Con una hiperactividad extremadamente rara en mí, le informé de la llegada de mi pareja de baile, sin miedo a mostrar mi felicidad entre la complicidad que existe entre ambas. Creo que la dejé harta de hablar de él y hacer comparaciones con amigos visual míos cada cinco segundos, pero no podía evitarlo, sinceramente. Seguro que eso daba a que cualquiera comenzara con alguna suspicacia, pero cómo no hacerlo si yo misma planto siempre la idea frente a ellos? Si no fuera porque confío en la Javiera, hubiera estado callada, eso sí. Pero ella pensaría algo también? Es que me gusta que sospechen de mí? Espero llegar a saberlo algún día.

Resumiendo, me fui a cambiar de ropa en cuanto salí del baño con la Javiera. Al poco volví vestida, peinada y maquillada (contra mi voluntad, claro) como una huasa campesina y esperando con ansias la hora de mi presentación. Lo primero que me dijo la Javiera al llegar fue como una cachetada (Oye el Alonso dijo que no va a bailar) y admito que me dejó muy descolocada. Para qué mierda había ido entonces? A burlarse de mí? Pensaba que me iba a tranquilizar al verlo? Y por qué puñeta no me dijo a mí primero, y desde un principio?

El hecho de que al encontrarme con él, más que enojada, lo primero que me dijera fuera que me veía linda, provocó que me avergonzara mucho y sintiendo un hormigueo en la cara, la escondí detrás del pañuelo disimuladamente. Ahá! Era un plan? Si el resto del día dijo alguno que otro “cumplido” y unas cuantas bromas, típicas de él, y claro, se rió de mí. Pero todo era más soportable que el hecho de que me dejara sola, cuando ya le había hallado el gusto a bailar a su lado.

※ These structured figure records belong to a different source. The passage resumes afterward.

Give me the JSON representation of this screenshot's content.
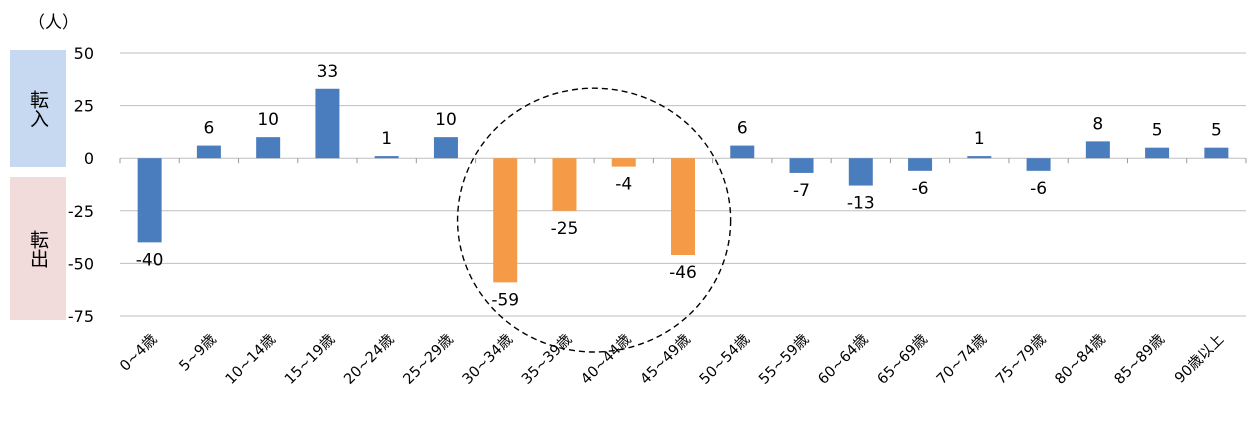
{
  "unit_label": "（人）",
  "side_labels": {
    "inflow": "転入",
    "outflow": "転出"
  },
  "colors": {
    "normal_bar": "#4a7dbd",
    "highlight_bar": "#f59a46",
    "inflow_box": "#c6d9f1",
    "outflow_box": "#f2dcdb",
    "grid": "#bfbfbf"
  },
  "chart_data": {
    "type": "bar",
    "categories": [
      "0~4歳",
      "5~9歳",
      "10~14歳",
      "15~19歳",
      "20~24歳",
      "25~29歳",
      "30~34歳",
      "35~39歳",
      "40~44歳",
      "45~49歳",
      "50~54歳",
      "55~59歳",
      "60~64歳",
      "65~69歳",
      "70~74歳",
      "75~79歳",
      "80~84歳",
      "85~89歳",
      "90歳以上"
    ],
    "values": [
      -40,
      6,
      10,
      33,
      1,
      10,
      -59,
      -25,
      -4,
      -46,
      6,
      -7,
      -13,
      -6,
      1,
      -6,
      8,
      5,
      5
    ],
    "highlighted_categories": [
      "30~34歳",
      "35~39歳",
      "40~44歳",
      "45~49歳"
    ],
    "yticks": [
      50,
      25,
      0,
      -25,
      -50,
      -75
    ],
    "ylim": [
      -75,
      50
    ],
    "grid": true,
    "title": "",
    "xlabel": "",
    "ylabel": "（人）"
  }
}
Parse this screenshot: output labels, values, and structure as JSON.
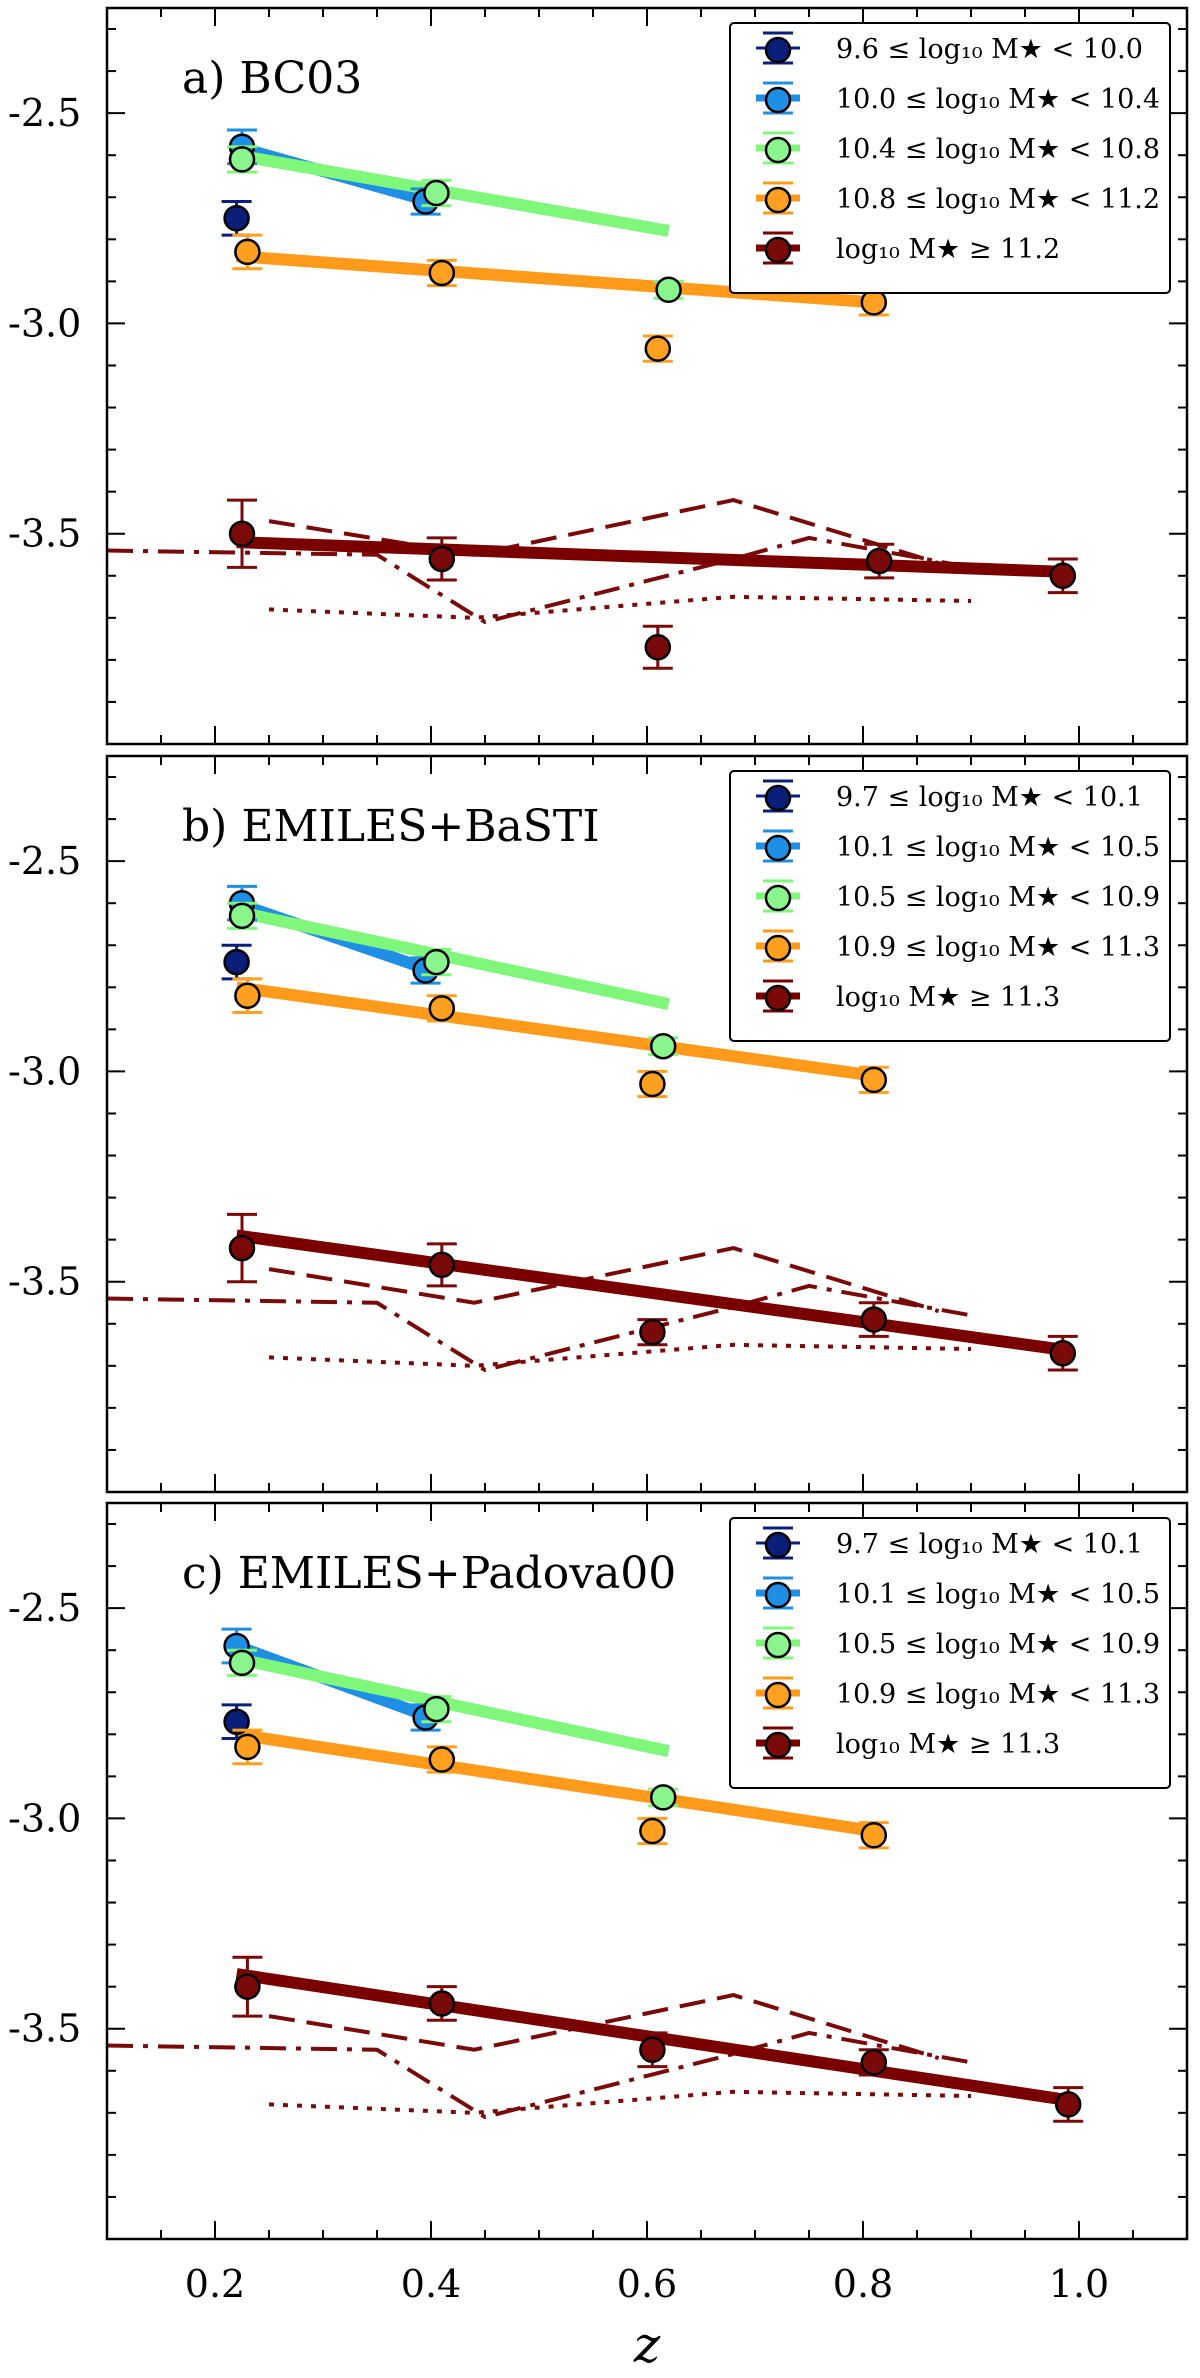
{
  "colors": {
    "bin0": "#0a1f7a",
    "bin1": "#1f8fe6",
    "bin2": "#8af58c",
    "bin3": "#ffa020",
    "bin4": "#7a0a0a",
    "bin1_line": "#1f8fe6",
    "bin2_line": "#7ef77a",
    "bin3_line": "#ff9a1a",
    "bin4_line": "#7a0000"
  },
  "xaxis": {
    "label": "z",
    "range": [
      0.1,
      1.1
    ],
    "ticks": [
      0.2,
      0.4,
      0.6,
      0.8,
      1.0
    ],
    "tick_labels": [
      "0.2",
      "0.4",
      "0.6",
      "0.8",
      "1.0"
    ]
  },
  "yaxis": {
    "range": [
      -4.0,
      -2.25
    ],
    "ticks": [
      -2.5,
      -3.0,
      -3.5
    ],
    "tick_labels": [
      "-2.5",
      "-3.0",
      "-3.5"
    ]
  },
  "chart_data": [
    {
      "type": "scatter",
      "panel_label": "a)   BC03",
      "legend": [
        "9.6 ≤ log₁₀ M★ < 10.0",
        "10.0 ≤ log₁₀ M★ < 10.4",
        "10.4 ≤ log₁₀ M★ < 10.8",
        "10.8 ≤ log₁₀ M★ < 11.2",
        "log₁₀ M★ ≥ 11.2"
      ],
      "series": [
        {
          "name": "bin0",
          "x": [
            0.22
          ],
          "y": [
            -2.75
          ],
          "err": [
            0.04
          ]
        },
        {
          "name": "bin1",
          "x": [
            0.225,
            0.395
          ],
          "y": [
            -2.58,
            -2.71
          ],
          "err": [
            0.04,
            0.03
          ],
          "fit_x": [
            0.22,
            0.4
          ],
          "fit_y": [
            -2.58,
            -2.71
          ]
        },
        {
          "name": "bin2",
          "x": [
            0.225,
            0.405,
            0.62
          ],
          "y": [
            -2.61,
            -2.69,
            -2.92
          ],
          "err": [
            0.03,
            0.03,
            0.02
          ],
          "fit_x": [
            0.22,
            0.62
          ],
          "fit_y": [
            -2.6,
            -2.78
          ]
        },
        {
          "name": "bin3",
          "x": [
            0.23,
            0.41,
            0.61,
            0.81
          ],
          "y": [
            -2.83,
            -2.88,
            -3.06,
            -2.95
          ],
          "err": [
            0.04,
            0.03,
            0.03,
            0.03
          ],
          "fit_x": [
            0.22,
            0.81
          ],
          "fit_y": [
            -2.84,
            -2.95
          ]
        },
        {
          "name": "bin4",
          "x": [
            0.225,
            0.41,
            0.61,
            0.815,
            0.985
          ],
          "y": [
            -3.5,
            -3.56,
            -3.77,
            -3.565,
            -3.6
          ],
          "err": [
            0.08,
            0.05,
            0.05,
            0.04,
            0.04
          ],
          "fit_x": [
            0.22,
            0.98
          ],
          "fit_y": [
            -3.52,
            -3.59
          ]
        }
      ],
      "reference_lines": [
        {
          "style": "dashed",
          "x": [
            0.25,
            0.44,
            0.68,
            0.87
          ],
          "y": [
            -3.47,
            -3.55,
            -3.42,
            -3.57
          ]
        },
        {
          "style": "dashdot",
          "x": [
            0.1,
            0.35,
            0.45,
            0.68,
            0.75,
            0.9
          ],
          "y": [
            -3.54,
            -3.55,
            -3.71,
            -3.56,
            -3.51,
            -3.58
          ]
        },
        {
          "style": "dotted",
          "x": [
            0.25,
            0.44,
            0.68,
            0.9
          ],
          "y": [
            -3.68,
            -3.7,
            -3.65,
            -3.66
          ]
        }
      ]
    },
    {
      "type": "scatter",
      "panel_label": "b)   EMILES+BaSTI",
      "legend": [
        "9.7 ≤ log₁₀ M★ < 10.1",
        "10.1 ≤ log₁₀ M★ < 10.5",
        "10.5 ≤ log₁₀ M★ < 10.9",
        "10.9 ≤ log₁₀ M★ < 11.3",
        "log₁₀ M★ ≥ 11.3"
      ],
      "series": [
        {
          "name": "bin0",
          "x": [
            0.22
          ],
          "y": [
            -2.74
          ],
          "err": [
            0.04
          ]
        },
        {
          "name": "bin1",
          "x": [
            0.225,
            0.395
          ],
          "y": [
            -2.6,
            -2.76
          ],
          "err": [
            0.04,
            0.03
          ],
          "fit_x": [
            0.22,
            0.4
          ],
          "fit_y": [
            -2.6,
            -2.76
          ]
        },
        {
          "name": "bin2",
          "x": [
            0.225,
            0.405,
            0.615
          ],
          "y": [
            -2.63,
            -2.74,
            -2.94
          ],
          "err": [
            0.03,
            0.03,
            0.02
          ],
          "fit_x": [
            0.22,
            0.62
          ],
          "fit_y": [
            -2.62,
            -2.84
          ]
        },
        {
          "name": "bin3",
          "x": [
            0.23,
            0.41,
            0.605,
            0.81
          ],
          "y": [
            -2.82,
            -2.85,
            -3.03,
            -3.02
          ],
          "err": [
            0.04,
            0.03,
            0.03,
            0.03
          ],
          "fit_x": [
            0.22,
            0.81
          ],
          "fit_y": [
            -2.8,
            -3.01
          ]
        },
        {
          "name": "bin4",
          "x": [
            0.225,
            0.41,
            0.605,
            0.81,
            0.985
          ],
          "y": [
            -3.42,
            -3.46,
            -3.62,
            -3.59,
            -3.67
          ],
          "err": [
            0.08,
            0.05,
            0.03,
            0.04,
            0.04
          ],
          "fit_x": [
            0.22,
            0.98
          ],
          "fit_y": [
            -3.39,
            -3.66
          ]
        }
      ],
      "reference_lines": [
        {
          "style": "dashed",
          "x": [
            0.25,
            0.44,
            0.68,
            0.87
          ],
          "y": [
            -3.47,
            -3.55,
            -3.42,
            -3.57
          ]
        },
        {
          "style": "dashdot",
          "x": [
            0.1,
            0.35,
            0.45,
            0.68,
            0.75,
            0.9
          ],
          "y": [
            -3.54,
            -3.55,
            -3.71,
            -3.56,
            -3.51,
            -3.58
          ]
        },
        {
          "style": "dotted",
          "x": [
            0.25,
            0.44,
            0.68,
            0.9
          ],
          "y": [
            -3.68,
            -3.7,
            -3.65,
            -3.66
          ]
        }
      ]
    },
    {
      "type": "scatter",
      "panel_label": "c)   EMILES+Padova00",
      "legend": [
        "9.7 ≤ log₁₀ M★ < 10.1",
        "10.1 ≤ log₁₀ M★ < 10.5",
        "10.5 ≤ log₁₀ M★ < 10.9",
        "10.9 ≤ log₁₀ M★ < 11.3",
        "log₁₀ M★ ≥ 11.3"
      ],
      "series": [
        {
          "name": "bin0",
          "x": [
            0.22
          ],
          "y": [
            -2.77
          ],
          "err": [
            0.04
          ]
        },
        {
          "name": "bin1",
          "x": [
            0.22,
            0.395
          ],
          "y": [
            -2.59,
            -2.76
          ],
          "err": [
            0.04,
            0.03
          ],
          "fit_x": [
            0.22,
            0.4
          ],
          "fit_y": [
            -2.59,
            -2.76
          ]
        },
        {
          "name": "bin2",
          "x": [
            0.225,
            0.405,
            0.615
          ],
          "y": [
            -2.63,
            -2.74,
            -2.95
          ],
          "err": [
            0.03,
            0.03,
            0.02
          ],
          "fit_x": [
            0.22,
            0.62
          ],
          "fit_y": [
            -2.62,
            -2.84
          ]
        },
        {
          "name": "bin3",
          "x": [
            0.23,
            0.41,
            0.605,
            0.81
          ],
          "y": [
            -2.83,
            -2.86,
            -3.03,
            -3.04
          ],
          "err": [
            0.04,
            0.03,
            0.03,
            0.03
          ],
          "fit_x": [
            0.22,
            0.81
          ],
          "fit_y": [
            -2.8,
            -3.03
          ]
        },
        {
          "name": "bin4",
          "x": [
            0.23,
            0.41,
            0.605,
            0.81,
            0.99
          ],
          "y": [
            -3.4,
            -3.44,
            -3.55,
            -3.58,
            -3.68
          ],
          "err": [
            0.07,
            0.04,
            0.04,
            0.03,
            0.04
          ],
          "fit_x": [
            0.22,
            0.99
          ],
          "fit_y": [
            -3.37,
            -3.67
          ]
        }
      ],
      "reference_lines": [
        {
          "style": "dashed",
          "x": [
            0.25,
            0.44,
            0.68,
            0.87
          ],
          "y": [
            -3.47,
            -3.55,
            -3.42,
            -3.57
          ]
        },
        {
          "style": "dashdot",
          "x": [
            0.1,
            0.35,
            0.45,
            0.68,
            0.75,
            0.9
          ],
          "y": [
            -3.54,
            -3.55,
            -3.71,
            -3.56,
            -3.51,
            -3.58
          ]
        },
        {
          "style": "dotted",
          "x": [
            0.25,
            0.44,
            0.68,
            0.9
          ],
          "y": [
            -3.68,
            -3.7,
            -3.65,
            -3.66
          ]
        }
      ]
    }
  ]
}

Antes de que oscureciera lo perdí de vista y no volví a verlo más. Llegó la hora del baile, y llorando, acepté una pareja provisional, y creo que salió bastante bien. Como ya dije, todos me felicitaron, pero yo no fui capaz de sonreír. La profesora de Arte, la Javiera y la Mamá intentaron consolarme, pero no pudieron.Así, me fui a mi casa con el corazón roto y con una sensación de furia que por varios días no se borró. Lloré mucho por un par de días, pero acepto que luego fui incapaz de soltar una sola lágrima, y lo único que quería era que fuera lunes para matar al Alonso de un sillazo.

Pero tenía que pasarme todo en medio de la semana de vacaciones de Fiestas Patrias? Por qué precisamente cuando no las quería tenían que llegar?!